Notre pays à l’instar des pays africain a célébré hier la 38e édition de la Journée de l’enfant africain. L’édition 2014 a pour thème : «Une éducation de qualité, gratuite, obligatoire et adaptée pour tous les enfants en Afrique». La journée a été marquée dans notre pays par une cérémonie plénière, placée sous la présidence du président de la République Ibrahim Boubacar Keïta.

Elle s’est déroulée en présence des présidents des institutions de la République, des membres du gouvernement dont le ministre de la Femme, de l’Enfant et de la Famille, Mme Sangaré Oumou Ba, des chefs de missions diplomatiques et consulaires accrédités au Mali, des enfants, des acteurs intervenant dans le domaine de la protection de l’enfance et de toutes les structures partenaires dont le représentant résidant de l’Unicef dans notre pays Gianfranco Rotigliano.

Le thème de la journée prend un cachet particulier du fait que le soulèvement de Soweto que commémore la journée de l’Enfant africain était justement une protestation en faveur d’une éducation appropriée fondée sur le respect du principe de la non discrimination entre les fils d’un même pays. Cette manifestation fut réprimée dans le sang avec des centaines de pertes en vies humaines et des milliers de blessés.

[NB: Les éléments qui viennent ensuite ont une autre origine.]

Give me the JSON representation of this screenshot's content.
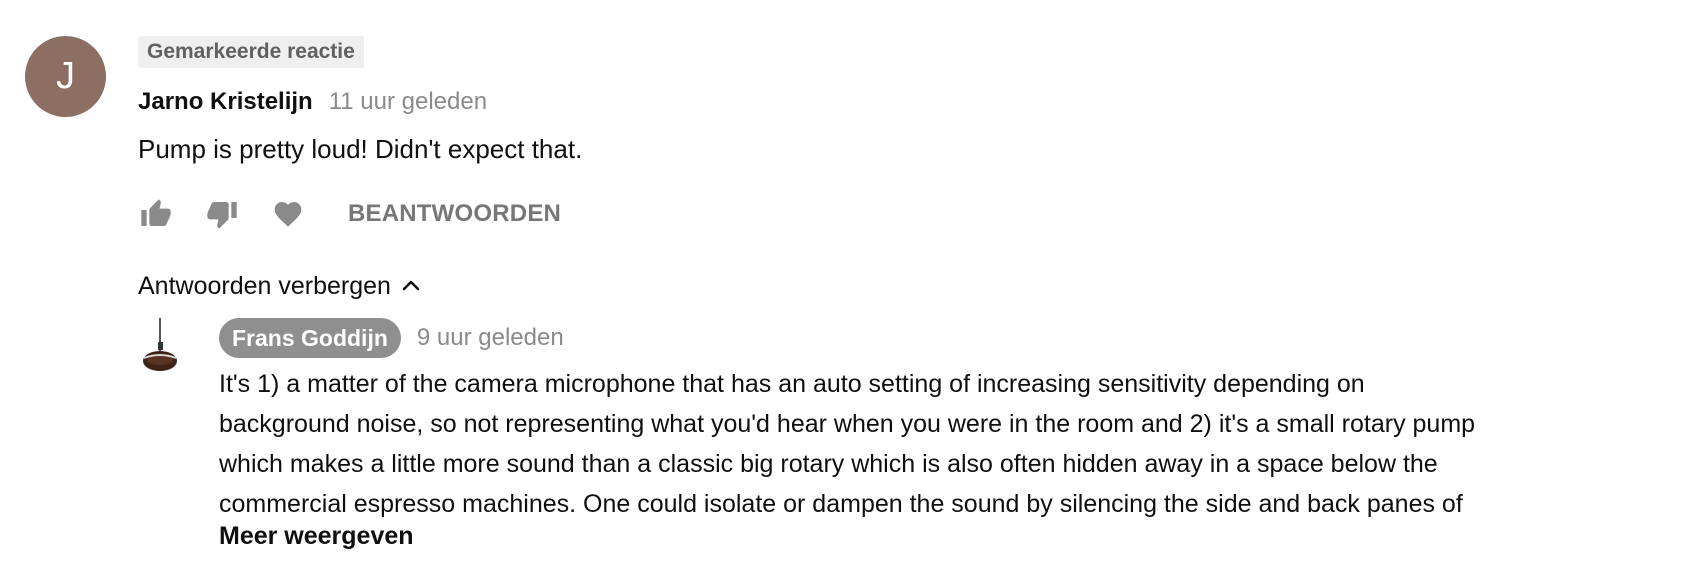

La célébration de la journée de l’Enfant africain autour d’un thème aussi évocateur et d’actualité est une invitation aux Etats ayant ratifié la Charte africaine des droits et du bien-être de l’enfant, à renforcer les mesures adéquates pour l’accès universel de tous les enfants (garçons et filles) à l’éducation.

Pour la présidente du parlement des enfants, cette journée offre l’opportunité non seulement d’interpeller l’ensemble des acteurs quant au respect de leurs droits fondamentaux mais aussi et surtout de faire le bilan des acquis et de jeter un regard critique sur l’avenir. Le thème de la présente journée est une illustration parfaite de l’engagement des Etats à faire la promotion des droits des enfants une priorité. Le mandat 2013-2015 du parlement des enfants étant placé sous le signe de l’éducation est conforté par le thème de la journée a dit Lala Wangara.

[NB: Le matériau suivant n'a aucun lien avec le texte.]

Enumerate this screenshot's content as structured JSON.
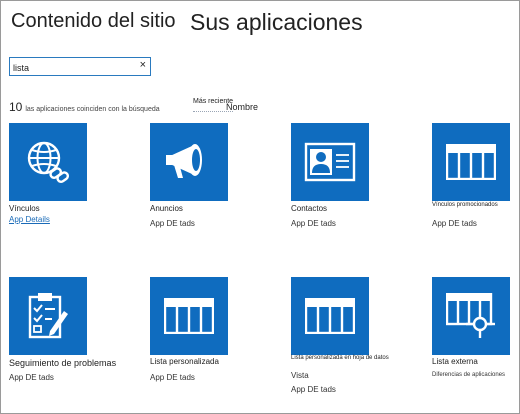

L’occasion était donc bonne pour la présidente du parlement des enfants de demander à l’ensemble des décideurs et des acteurs de coordonner leurs efforts pour créer une synergie d’actions visant à promouvoir les enfants. Elle reste convaincue que cette union dans l’action est la clé de tous les maux qui gangrènent notre système éducatif.

De nos jours la qualité et le niveau d’apprentissage chez les enfants sont approximatifs pour ne pas dire catastrophiques. Elle a attiré l’attention du président de la République et sollicité son engagement à travers la prise des mesures vigoureuses pour améliorer la situation très précaire de certaines catégories d’enfants.

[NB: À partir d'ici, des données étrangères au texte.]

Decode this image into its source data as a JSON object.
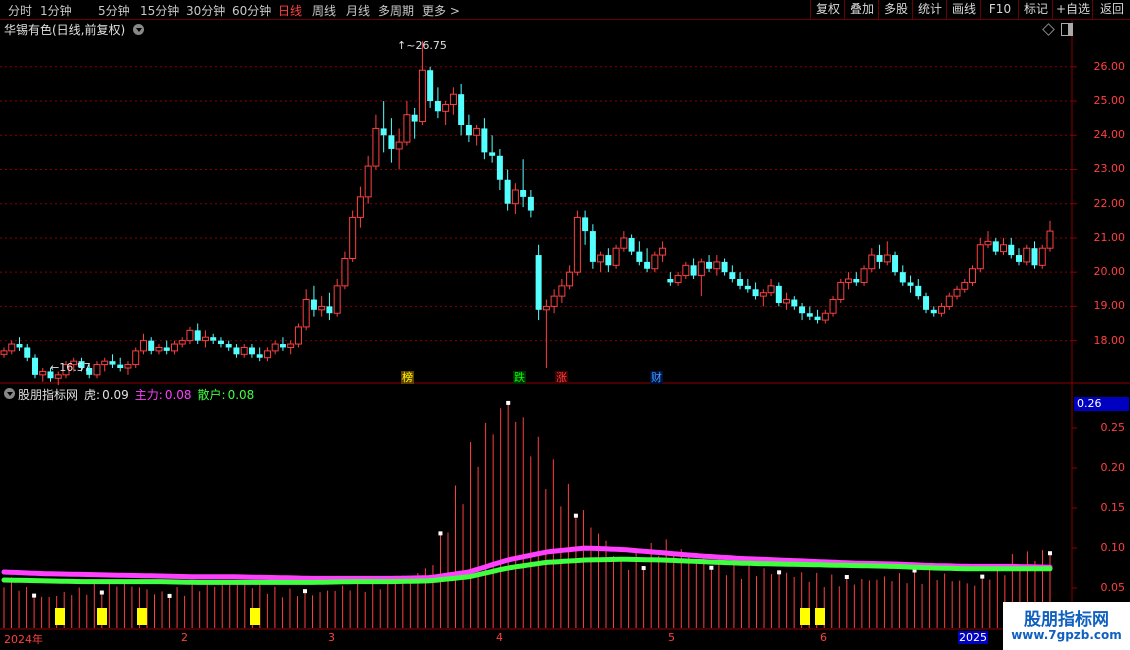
{
  "toolbar": {
    "periods": [
      "分时",
      "1分钟",
      "5分钟",
      "15分钟",
      "30分钟",
      "60分钟",
      "日线",
      "周线",
      "月线",
      "多周期",
      "更多 >"
    ],
    "active_period": "日线",
    "buttons": [
      "复权",
      "叠加",
      "多股",
      "统计",
      "画线",
      "F10",
      "标记",
      "+自选",
      "返回"
    ]
  },
  "stock": {
    "title": "华锡有色(日线,前复权)"
  },
  "price_axis": {
    "ticks": [
      "26.00",
      "25.00",
      "24.00",
      "23.00",
      "22.00",
      "21.00",
      "20.00",
      "19.00",
      "18.00"
    ]
  },
  "annotations": {
    "high": "26.75",
    "low": "16.57"
  },
  "tags": [
    {
      "text": "榜",
      "color": "#ffff00",
      "bg": "#604000"
    },
    {
      "text": "跌",
      "color": "#00ff00",
      "bg": "#003000"
    },
    {
      "text": "涨",
      "color": "#ff4040",
      "bg": "#400000"
    },
    {
      "text": "财",
      "color": "#40a0ff",
      "bg": "#001040"
    }
  ],
  "indicator": {
    "name": "股朋指标网",
    "tiger": {
      "label": "虎:",
      "value": "0.09"
    },
    "main_force": {
      "label": "主力:",
      "value": "0.08"
    },
    "retail": {
      "label": "散户:",
      "value": "0.08"
    },
    "current_value": "0.26",
    "ticks": [
      "0.25",
      "0.20",
      "0.15",
      "0.10",
      "0.05"
    ]
  },
  "time_axis": {
    "labels": [
      "2024年",
      "2",
      "3",
      "4",
      "5",
      "6"
    ],
    "year_box": "2025"
  },
  "watermark": {
    "line1": "股朋指标网",
    "line2": "www.7gpzb.com"
  },
  "colors": {
    "up": "#ff4040",
    "down": "#54ffff",
    "main_force": "#ff40ff",
    "retail": "#40ff40",
    "grid": "#8b0000"
  },
  "chart_data": [
    {
      "type": "candlestick",
      "title": "华锡有色(日线,前复权)",
      "ylim": [
        17.2,
        26.9
      ],
      "ohlc": [
        [
          17.6,
          17.8,
          17.5,
          17.7
        ],
        [
          17.7,
          18.0,
          17.6,
          17.9
        ],
        [
          17.9,
          18.1,
          17.7,
          17.8
        ],
        [
          17.8,
          17.9,
          17.4,
          17.5
        ],
        [
          17.5,
          17.6,
          16.9,
          17.0
        ],
        [
          17.0,
          17.2,
          16.8,
          17.1
        ],
        [
          17.1,
          17.2,
          16.8,
          16.9
        ],
        [
          16.9,
          17.1,
          16.7,
          17.0
        ],
        [
          17.0,
          17.4,
          16.9,
          17.3
        ],
        [
          17.3,
          17.5,
          17.1,
          17.4
        ],
        [
          17.4,
          17.5,
          17.1,
          17.2
        ],
        [
          17.2,
          17.3,
          16.9,
          17.0
        ],
        [
          17.0,
          17.4,
          16.9,
          17.3
        ],
        [
          17.3,
          17.5,
          17.1,
          17.4
        ],
        [
          17.4,
          17.6,
          17.2,
          17.3
        ],
        [
          17.3,
          17.5,
          17.1,
          17.2
        ],
        [
          17.2,
          17.4,
          17.0,
          17.3
        ],
        [
          17.3,
          17.8,
          17.2,
          17.7
        ],
        [
          17.7,
          18.2,
          17.6,
          18.0
        ],
        [
          18.0,
          18.1,
          17.6,
          17.7
        ],
        [
          17.7,
          17.9,
          17.6,
          17.8
        ],
        [
          17.8,
          18.0,
          17.6,
          17.7
        ],
        [
          17.7,
          18.0,
          17.6,
          17.9
        ],
        [
          17.9,
          18.1,
          17.8,
          18.0
        ],
        [
          18.0,
          18.4,
          17.9,
          18.3
        ],
        [
          18.3,
          18.5,
          17.9,
          18.0
        ],
        [
          18.0,
          18.3,
          17.8,
          18.1
        ],
        [
          18.1,
          18.2,
          17.9,
          18.0
        ],
        [
          18.0,
          18.1,
          17.8,
          17.9
        ],
        [
          17.9,
          18.0,
          17.7,
          17.8
        ],
        [
          17.8,
          17.9,
          17.5,
          17.6
        ],
        [
          17.6,
          17.9,
          17.5,
          17.8
        ],
        [
          17.8,
          17.9,
          17.5,
          17.6
        ],
        [
          17.6,
          17.8,
          17.4,
          17.5
        ],
        [
          17.5,
          17.8,
          17.4,
          17.7
        ],
        [
          17.7,
          18.0,
          17.6,
          17.9
        ],
        [
          17.9,
          18.1,
          17.7,
          17.8
        ],
        [
          17.8,
          18.0,
          17.6,
          17.9
        ],
        [
          17.9,
          18.5,
          17.8,
          18.4
        ],
        [
          18.4,
          19.5,
          18.3,
          19.2
        ],
        [
          19.2,
          19.6,
          18.7,
          18.9
        ],
        [
          18.9,
          19.3,
          18.7,
          19.0
        ],
        [
          19.0,
          19.4,
          18.6,
          18.8
        ],
        [
          18.8,
          19.8,
          18.7,
          19.6
        ],
        [
          19.6,
          20.6,
          19.5,
          20.4
        ],
        [
          20.4,
          21.8,
          20.3,
          21.6
        ],
        [
          21.6,
          22.5,
          21.3,
          22.2
        ],
        [
          22.2,
          23.4,
          22.0,
          23.1
        ],
        [
          23.1,
          24.6,
          23.0,
          24.2
        ],
        [
          24.2,
          25.0,
          23.5,
          24.0
        ],
        [
          24.0,
          24.5,
          23.2,
          23.6
        ],
        [
          23.6,
          24.2,
          23.0,
          23.8
        ],
        [
          23.8,
          25.0,
          23.7,
          24.6
        ],
        [
          24.6,
          24.8,
          23.9,
          24.4
        ],
        [
          24.4,
          26.75,
          24.3,
          25.9
        ],
        [
          25.9,
          26.0,
          24.8,
          25.0
        ],
        [
          25.0,
          25.4,
          24.5,
          24.7
        ],
        [
          24.7,
          25.0,
          24.3,
          24.9
        ],
        [
          24.9,
          25.4,
          24.6,
          25.2
        ],
        [
          25.2,
          25.5,
          24.0,
          24.3
        ],
        [
          24.3,
          24.6,
          23.8,
          24.0
        ],
        [
          24.0,
          24.3,
          23.7,
          24.2
        ],
        [
          24.2,
          24.5,
          23.3,
          23.5
        ],
        [
          23.5,
          24.0,
          23.2,
          23.4
        ],
        [
          23.4,
          23.6,
          22.4,
          22.7
        ],
        [
          22.7,
          23.0,
          21.8,
          22.0
        ],
        [
          22.0,
          22.6,
          21.7,
          22.4
        ],
        [
          22.4,
          23.3,
          21.9,
          22.2
        ],
        [
          22.2,
          22.4,
          21.6,
          21.8
        ],
        [
          20.5,
          20.8,
          18.6,
          18.9
        ],
        [
          18.9,
          19.2,
          17.2,
          19.0
        ],
        [
          19.0,
          19.5,
          18.8,
          19.3
        ],
        [
          19.3,
          19.8,
          19.1,
          19.6
        ],
        [
          19.6,
          20.2,
          19.5,
          20.0
        ],
        [
          20.0,
          21.8,
          19.9,
          21.6
        ],
        [
          21.6,
          21.8,
          20.8,
          21.2
        ],
        [
          21.2,
          21.4,
          20.1,
          20.3
        ],
        [
          20.3,
          20.6,
          20.0,
          20.5
        ],
        [
          20.5,
          20.7,
          20.0,
          20.2
        ],
        [
          20.2,
          20.8,
          20.1,
          20.7
        ],
        [
          20.7,
          21.2,
          20.6,
          21.0
        ],
        [
          21.0,
          21.1,
          20.5,
          20.6
        ],
        [
          20.6,
          20.9,
          20.2,
          20.3
        ],
        [
          20.3,
          20.7,
          20.0,
          20.1
        ],
        [
          20.1,
          20.6,
          20.0,
          20.5
        ],
        [
          20.5,
          20.9,
          20.3,
          20.7
        ],
        [
          19.8,
          20.0,
          19.6,
          19.7
        ],
        [
          19.7,
          20.0,
          19.6,
          19.9
        ],
        [
          19.9,
          20.3,
          19.8,
          20.2
        ],
        [
          20.2,
          20.4,
          19.8,
          19.9
        ],
        [
          19.9,
          20.4,
          19.3,
          20.3
        ],
        [
          20.3,
          20.5,
          20.0,
          20.1
        ],
        [
          20.1,
          20.5,
          19.9,
          20.3
        ],
        [
          20.3,
          20.4,
          19.9,
          20.0
        ],
        [
          20.0,
          20.2,
          19.7,
          19.8
        ],
        [
          19.8,
          20.0,
          19.5,
          19.6
        ],
        [
          19.6,
          19.8,
          19.4,
          19.5
        ],
        [
          19.5,
          19.7,
          19.2,
          19.3
        ],
        [
          19.3,
          19.5,
          19.0,
          19.4
        ],
        [
          19.4,
          19.8,
          19.3,
          19.6
        ],
        [
          19.6,
          19.7,
          19.0,
          19.1
        ],
        [
          19.1,
          19.4,
          18.9,
          19.2
        ],
        [
          19.2,
          19.3,
          18.9,
          19.0
        ],
        [
          19.0,
          19.1,
          18.6,
          18.8
        ],
        [
          18.8,
          19.0,
          18.6,
          18.7
        ],
        [
          18.7,
          18.9,
          18.5,
          18.6
        ],
        [
          18.6,
          18.9,
          18.5,
          18.8
        ],
        [
          18.8,
          19.3,
          18.7,
          19.2
        ],
        [
          19.2,
          19.8,
          19.1,
          19.7
        ],
        [
          19.7,
          20.0,
          19.5,
          19.8
        ],
        [
          19.8,
          20.0,
          19.6,
          19.7
        ],
        [
          19.7,
          20.2,
          19.6,
          20.1
        ],
        [
          20.1,
          20.7,
          20.0,
          20.5
        ],
        [
          20.5,
          20.8,
          20.1,
          20.3
        ],
        [
          20.3,
          20.9,
          20.2,
          20.5
        ],
        [
          20.5,
          20.6,
          19.9,
          20.0
        ],
        [
          20.0,
          20.2,
          19.6,
          19.7
        ],
        [
          19.7,
          19.9,
          19.4,
          19.6
        ],
        [
          19.6,
          19.8,
          19.2,
          19.3
        ],
        [
          19.3,
          19.4,
          18.8,
          18.9
        ],
        [
          18.9,
          19.0,
          18.7,
          18.8
        ],
        [
          18.8,
          19.1,
          18.7,
          19.0
        ],
        [
          19.0,
          19.4,
          18.9,
          19.3
        ],
        [
          19.3,
          19.6,
          19.2,
          19.5
        ],
        [
          19.5,
          19.8,
          19.4,
          19.7
        ],
        [
          19.7,
          20.2,
          19.6,
          20.1
        ],
        [
          20.1,
          21.0,
          20.0,
          20.8
        ],
        [
          20.8,
          21.2,
          20.7,
          20.9
        ],
        [
          20.9,
          21.0,
          20.5,
          20.6
        ],
        [
          20.6,
          21.0,
          20.5,
          20.8
        ],
        [
          20.8,
          21.0,
          20.4,
          20.5
        ],
        [
          20.5,
          20.7,
          20.2,
          20.3
        ],
        [
          20.3,
          20.8,
          20.2,
          20.7
        ],
        [
          20.7,
          20.9,
          20.1,
          20.2
        ],
        [
          20.2,
          20.8,
          20.1,
          20.7
        ],
        [
          20.7,
          21.5,
          20.6,
          21.2
        ]
      ]
    },
    {
      "type": "line",
      "title": "股朋指标网",
      "ylim": [
        0.0,
        0.27
      ],
      "series": [
        {
          "name": "主力",
          "values": [
            0.07,
            0.068,
            0.067,
            0.066,
            0.065,
            0.064,
            0.064,
            0.063,
            0.062,
            0.062,
            0.062,
            0.063,
            0.07,
            0.085,
            0.095,
            0.1,
            0.098,
            0.094,
            0.09,
            0.087,
            0.085,
            0.083,
            0.081,
            0.08,
            0.078,
            0.077,
            0.077,
            0.076
          ]
        },
        {
          "name": "散户",
          "values": [
            0.06,
            0.059,
            0.058,
            0.058,
            0.058,
            0.057,
            0.057,
            0.057,
            0.057,
            0.058,
            0.058,
            0.059,
            0.064,
            0.075,
            0.082,
            0.085,
            0.086,
            0.085,
            0.083,
            0.081,
            0.08,
            0.079,
            0.078,
            0.077,
            0.075,
            0.074,
            0.074,
            0.074
          ]
        },
        {
          "name": "虎",
          "values": [
            0.06,
            0.035,
            0.045,
            0.055,
            0.04,
            0.05,
            0.055,
            0.045,
            0.04,
            0.05,
            0.055,
            0.07,
            0.2,
            0.265,
            0.195,
            0.13,
            0.075,
            0.1,
            0.08,
            0.07,
            0.065,
            0.06,
            0.055,
            0.06,
            0.065,
            0.05,
            0.08,
            0.09
          ]
        }
      ],
      "signals": [
        1,
        3,
        6,
        13,
        42,
        43
      ]
    }
  ]
}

Il s’agit, entre autres, de la formalisation des écoles coraniques, l’organisation des audiences foraines gratuites dans les régions de Gao, Tombouctou, Kidal et le cercle de Douentza. A cela s’ajoute le défi de la scolarisation des filles, leur maintien qui se pose avec acuité. Une raison pense-t-elle de lutter contre le mariage précoce, facteur de déscolarisation des filles.

Actualité oblige, la présidente du parlement des enfants a déploré les péripéties qui ont émaillé les examens du DEF et du BAC de cette année. Et pour attirer l’attention des uns et des autres sur la situation de Kidal où depuis deux ans il est impossible d’organiser des examens de fin d’année pour la simple raison que les écoles sont fermées depuis 2012.

A la croisée des chemins.

Comment réussir une éducation de qualité si les acteurs se servent de l’enseignement au lieu de lui servir à travers des pratiques ignobles s’est demandé le président de la Coalition malienne des droits de l’enfant (COMADE) Amadou Bocar Tegueté. Face à cette situation la COMADE propose des pistes de solution dont la moralisation et la dépolitisation de l’éducation, le recrutement du personnel spécialisé pour les enfants en conflit avec la loi. Sans oublier l’élaboration d’une stratégie de scolarisation d’urgence des enfants non scolarisés et déscolarisés.

Amadou Bocar Tegueté reste convaincu que ces facteurs combinés avec l’implication de tous sont des voies susceptibles permettant aux enfants maliens d’accéder une éducation telle que voulue par les responsables des Etats africains en choisissant le thème de la présente journée.

Pour le représentant résidant de l’Unicef dans notre pays, l’éducation des enfants demeure la pierre angulaire du développement dans le monde. Elle reste une priorité de toute vision de politique sociale et économique. Selon Gianfranco Rotigliano, la réduction significative et durable de la pauvreté ne pourrait se faire sans l’accès à tous à l’éducation. Or l’éradication de la pauvreté par l’éducation passe nécessairement par la réalisation d’un certain nombre d’objectifs. Qui sont, entre autres, l’égalité des chances à l’éducation ainsi que la réduction des disparités en termes d’offre et de demande éducative, d’environnement favorable et d’accès à une éducation de qualité.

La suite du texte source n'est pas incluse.